Since this was kind of a slow runaround of a story, I’d like to note how, once upon a time, information about Ark II was almost comically scarce. It was a show that VHS tape traders like I was in the 1980s were curious to see, but nobody had copies of it and, more importantly, nobody had any solid information about it.
Looking back from today’s world, this was a laughable situation. Today, not only can you easily order a DVD with all fifteen episodes – although, as it’s out of print, it won’t be cheap – but you can learn there are fifteen episodes. Wikipedia and IMDB have that covered, although the actual airdates remain in question, as is frequently the case for 1970s Saturday morning shows. But in the late 1980s, even knowing that there were fifteen episodes was difficult.
In the days before Wikipedia and IMDB, there were two primary sources for information about old shows with a small audience like this: terrible magazines printed on cheap newsprint, and terrible books published by McFarland & Company, which never seemed to employ editors. (As I mentioned last year, one publisher released a book which contained a listing for a totally fake TV show.)

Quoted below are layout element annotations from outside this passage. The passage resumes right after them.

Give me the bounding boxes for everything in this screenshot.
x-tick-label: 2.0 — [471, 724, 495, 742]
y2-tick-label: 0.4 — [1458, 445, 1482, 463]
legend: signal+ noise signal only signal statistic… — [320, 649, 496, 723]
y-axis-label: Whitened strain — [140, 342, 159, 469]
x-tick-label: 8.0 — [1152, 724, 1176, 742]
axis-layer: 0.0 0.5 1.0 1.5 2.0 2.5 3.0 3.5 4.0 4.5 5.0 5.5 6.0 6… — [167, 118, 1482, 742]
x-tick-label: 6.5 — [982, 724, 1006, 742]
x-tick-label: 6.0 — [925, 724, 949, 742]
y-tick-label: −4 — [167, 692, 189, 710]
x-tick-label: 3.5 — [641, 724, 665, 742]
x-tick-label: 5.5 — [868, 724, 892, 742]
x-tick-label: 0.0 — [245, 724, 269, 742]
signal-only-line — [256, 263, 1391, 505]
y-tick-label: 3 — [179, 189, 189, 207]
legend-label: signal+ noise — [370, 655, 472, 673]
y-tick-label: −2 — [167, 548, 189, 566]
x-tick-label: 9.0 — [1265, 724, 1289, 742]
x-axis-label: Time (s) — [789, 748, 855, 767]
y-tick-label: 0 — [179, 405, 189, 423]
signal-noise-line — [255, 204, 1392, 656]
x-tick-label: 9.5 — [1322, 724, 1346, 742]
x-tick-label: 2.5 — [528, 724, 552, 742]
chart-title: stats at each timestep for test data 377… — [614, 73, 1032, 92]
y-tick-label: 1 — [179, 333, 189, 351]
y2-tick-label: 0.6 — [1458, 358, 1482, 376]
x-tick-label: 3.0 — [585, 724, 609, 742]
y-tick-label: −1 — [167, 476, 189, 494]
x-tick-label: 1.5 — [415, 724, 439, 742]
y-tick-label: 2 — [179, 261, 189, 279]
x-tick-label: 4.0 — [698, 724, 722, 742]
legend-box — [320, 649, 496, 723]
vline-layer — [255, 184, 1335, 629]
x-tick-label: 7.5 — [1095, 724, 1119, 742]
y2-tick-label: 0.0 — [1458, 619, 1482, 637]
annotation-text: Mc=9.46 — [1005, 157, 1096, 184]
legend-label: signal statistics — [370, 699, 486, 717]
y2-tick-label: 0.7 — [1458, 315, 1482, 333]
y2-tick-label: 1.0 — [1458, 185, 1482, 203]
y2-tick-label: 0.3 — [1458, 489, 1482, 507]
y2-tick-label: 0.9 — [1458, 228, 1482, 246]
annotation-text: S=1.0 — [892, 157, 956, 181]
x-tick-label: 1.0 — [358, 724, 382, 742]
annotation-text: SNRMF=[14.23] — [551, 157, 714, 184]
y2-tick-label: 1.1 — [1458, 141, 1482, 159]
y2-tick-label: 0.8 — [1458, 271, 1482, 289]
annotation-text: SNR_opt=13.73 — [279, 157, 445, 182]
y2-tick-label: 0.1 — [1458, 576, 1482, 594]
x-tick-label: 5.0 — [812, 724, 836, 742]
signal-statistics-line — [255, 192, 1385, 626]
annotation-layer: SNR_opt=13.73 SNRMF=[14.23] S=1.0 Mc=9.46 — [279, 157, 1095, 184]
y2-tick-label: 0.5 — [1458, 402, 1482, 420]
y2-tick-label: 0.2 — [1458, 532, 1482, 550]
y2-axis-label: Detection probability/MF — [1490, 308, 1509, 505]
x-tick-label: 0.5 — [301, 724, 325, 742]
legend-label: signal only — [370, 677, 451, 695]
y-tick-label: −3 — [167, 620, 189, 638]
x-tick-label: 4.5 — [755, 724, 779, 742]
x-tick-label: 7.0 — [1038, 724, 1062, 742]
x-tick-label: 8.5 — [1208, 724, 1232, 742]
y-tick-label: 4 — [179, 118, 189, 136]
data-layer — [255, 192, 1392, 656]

So throughout the 1980s, people were self- or vanity- or McFarland-publishing magazines and books called The Best of Sci-Fi TV or The Complete Guide to Saturday Morning Programming in the 1970s or The Absolutely Complete Guide to Everything That Was Ever on TV, 1974-76, Honestly, Formatted on my Mom’s Typewriter, and you also had people putting out program guides for SF conventions – the best-remembered of these was the 1986 Baycon Viewer’s Guide to Japanese Animation which was written and compiled by Toren Smith and photocopied by a thousand people – and, lastly, you had people trying their hand at desktop publishing to make their tape trading lists look more professional. In that case, I often saw traders formatting their lists like this:
STAR TREK (79 episodes, CBS 1966-69)
…followed by a list of all 79 they had, plus an alternate version of the pilot, and blooper reel, and so on. Then at the back, they’d have their want list, and it would say:
ARK II (24 episodes, CBS 1976-77)
…but that couldn’t be right, because somebody else’s magazine said there were only thirteen episodes.
Then you’d check some book and it would claim there were 66 episodes of Ark II and it ran from 1976-79. So you’d actually mail the dude a letter to ask about it and he’d write back a month later to say that they made 22 episodes for each of three seasons: one on Saturday morning and two on Sunday morning. That made sense. I did remember that CBS continued to air it on Sundays. Of course, it turned out that the Sunday screenings were all repeats, but I didn’t learn that until long after some other book – definitely a McFarland – saw that one dude’s claim of 66 episodes and raised it to 88, to which I replied “How in the sam hill are there more episodes of Ark II than there are of Star Trek?!”
For a few years, my trade lists’s want section had the following entry:
ARK II (CBS, 1970s, 13/15/22/24/66/88 episodes, any wanted)
One day down the line, I finally got the opportunity to trade for some Ark II and did not bite. More on that another day.
Note: I’m absolutely certain that McFarland & Company, today, publishes only the finest and most accurate books, and none of them claim that Filmation made 88 episodes of something when they only made fifteen, and nor do they claim that Sid and Marty Krofft made a show called Cha-Ka and Wolf Boy when they did not.